Identify five Romantic characteristics and find lines (or passages) from the story to support each characteristic giving your reasons for your choice. First of all, we have to point out that Hawthorne’s “Young Goodman Brown” belongs to a subgenre of American Romanticism; dark romanticism. 1. Nonrational side of human nature: apart from emotions, imagination and intuition, in this short story by Nathaniel Hawthrone, we can see the darker side of human nature in the characters.The idea of Man is inherently sinful and evil is constantly present. We observe how the writer explores the effects of sin and the conflict between good and evil.

* “Welcome, my children” said the dark figure, “to the communion of your race! Ye have found, thus young, your nature and your destiny”. * “Evil is the nature of mankind”. Evil must be your only happiness”. * We also find the conflict of the character between good and evil: * “With Heaven above, and Faith below, I will yet stand firm against the devil”. / /“My Faith is gone (…) there is no good on earth, and sin is but a name.

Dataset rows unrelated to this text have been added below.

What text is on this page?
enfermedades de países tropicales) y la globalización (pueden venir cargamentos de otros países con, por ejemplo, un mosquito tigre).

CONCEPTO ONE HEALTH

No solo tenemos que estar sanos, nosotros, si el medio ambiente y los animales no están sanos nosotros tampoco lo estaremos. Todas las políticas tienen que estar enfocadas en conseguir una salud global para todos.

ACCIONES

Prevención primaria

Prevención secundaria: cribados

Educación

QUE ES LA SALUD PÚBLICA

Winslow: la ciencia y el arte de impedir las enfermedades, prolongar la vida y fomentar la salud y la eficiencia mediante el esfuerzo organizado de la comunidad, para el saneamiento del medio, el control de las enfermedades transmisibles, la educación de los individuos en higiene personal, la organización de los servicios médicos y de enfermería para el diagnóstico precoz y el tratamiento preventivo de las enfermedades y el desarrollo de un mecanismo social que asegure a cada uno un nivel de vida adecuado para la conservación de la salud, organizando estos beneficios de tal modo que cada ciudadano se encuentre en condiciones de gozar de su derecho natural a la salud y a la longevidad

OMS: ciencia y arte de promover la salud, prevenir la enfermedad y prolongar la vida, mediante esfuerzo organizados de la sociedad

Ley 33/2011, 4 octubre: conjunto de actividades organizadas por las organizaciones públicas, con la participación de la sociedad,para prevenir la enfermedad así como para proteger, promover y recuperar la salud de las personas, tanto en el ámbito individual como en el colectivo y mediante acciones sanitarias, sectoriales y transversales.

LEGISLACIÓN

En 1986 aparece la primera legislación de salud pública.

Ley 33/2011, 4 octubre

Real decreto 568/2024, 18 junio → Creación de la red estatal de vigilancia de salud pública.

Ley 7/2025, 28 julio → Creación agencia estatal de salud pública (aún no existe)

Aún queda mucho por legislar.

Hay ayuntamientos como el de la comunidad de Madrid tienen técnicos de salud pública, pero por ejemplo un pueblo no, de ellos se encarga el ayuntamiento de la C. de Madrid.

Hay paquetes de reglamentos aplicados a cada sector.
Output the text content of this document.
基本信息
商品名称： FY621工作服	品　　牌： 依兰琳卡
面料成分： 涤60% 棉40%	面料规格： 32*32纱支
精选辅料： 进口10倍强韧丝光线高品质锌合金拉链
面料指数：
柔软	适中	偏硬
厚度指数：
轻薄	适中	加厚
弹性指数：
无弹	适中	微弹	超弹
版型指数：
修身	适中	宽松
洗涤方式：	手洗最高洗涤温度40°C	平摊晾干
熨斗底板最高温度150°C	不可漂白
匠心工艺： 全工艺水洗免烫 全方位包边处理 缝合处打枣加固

Come, devil! For to thee is this world given”. * “Faith! Faith! , look up to Heaven, and resist the Wicked One”. 2. Descriptions of Nature: seen as vast and incomprehensible. The natural world is a place dark, cruel, decaying, mysterious, dark forests, etc. Hawthrone shows this definition of Nature with descriptions with a dark vocabulary about the forest where Young Googman Brown is going in.

* “He had taken a dreary road, darkened by all the gloomiest trees of the forest, which barely stood aside to led the narrow path creep through, and closed immediately behind”. “(…) hunted forest” // “(…) among the black pines (…) the echoes of the forest laughing like demons around him” 3.Setting: Remote periods of history and exotic places: is an aspect very used in this story. Hawthrone returns to the Puritan Era locating the action in Salem Village and he mentions some historical facts with relevance like The Salem Witchcraft trials of 1692, King Philip’s war or Quakers.

* “(…) into the streets of Salem Village” // “Then Goody Cloyse knows her old friend” * “(…) to set fire to an Indian village in King Philip’s War”. “(…) when he lashed the Quaker woman so smartly through the streets of Salem”. 4. Use of symbolism: the writer elaborates his figurative representations through the use of allegory and symbolism, which acts as the focus and expression of the protagonist’s mental processes or to express deeper psychological or archetypal themes.

The most representatives:The name of Goodman Brown’s wife, Faith. Her own name is a symbol of the loss of Faith of the protagonist through the whole story as he’s going inside the forest. * “But, where is my Faith? / “My Faith is gone”. b) The figure of the Devil which walks as Young Goodman’s companion through the forest. Represented with the snake on his staff. * “(…) was his staff, which bore the likeness of a great black snake, so curiously wrought, that it might almost be seen to twist and wriggle itself, like a living serpent (…)” c) The “light”: the darkness setting is a common aspect in Romanticism, and in this story the writer plays with the symbolism of darkness and light as evilness Vs brighter place, “prithee put off your journey until sunrise”.

“he looked up to the sky, doubting whether there really was a heaven above him.Yet there was the blue arch, and the stars brightening in it” but later “a cloud, though no wind was stirring, hurried across the zenith and hid the brightening stars”. He tries to fight the darkness (evil) but deep inside he wants to keep the road being away from the light (faith, kind). * “(…) between gloom and splendor” 5.

Moral allegory: as a many of the dark romantic’s stories, Young Goodman Brown presents a moral allegory at the end of it.We can see how the protagonist tries not to go inside the unknown forest because he knows that he will be capture by evilness but at the end, he goes anyway. He finds out how all the people he thought he knew are living in sin and hypocrisy (through a dream, we don’t really know). This strange experience turns him into a different person that is not able to see the people as he did before.

He felt to evil and died hopeless. * “A stern, a sad, a darkly meditative, a distrustful, if not a desperate man, did he become, from the night of that fearful dream” * “(…) they carved no hopeful verse upon his tomb-stone; for his dying hour was gloom”.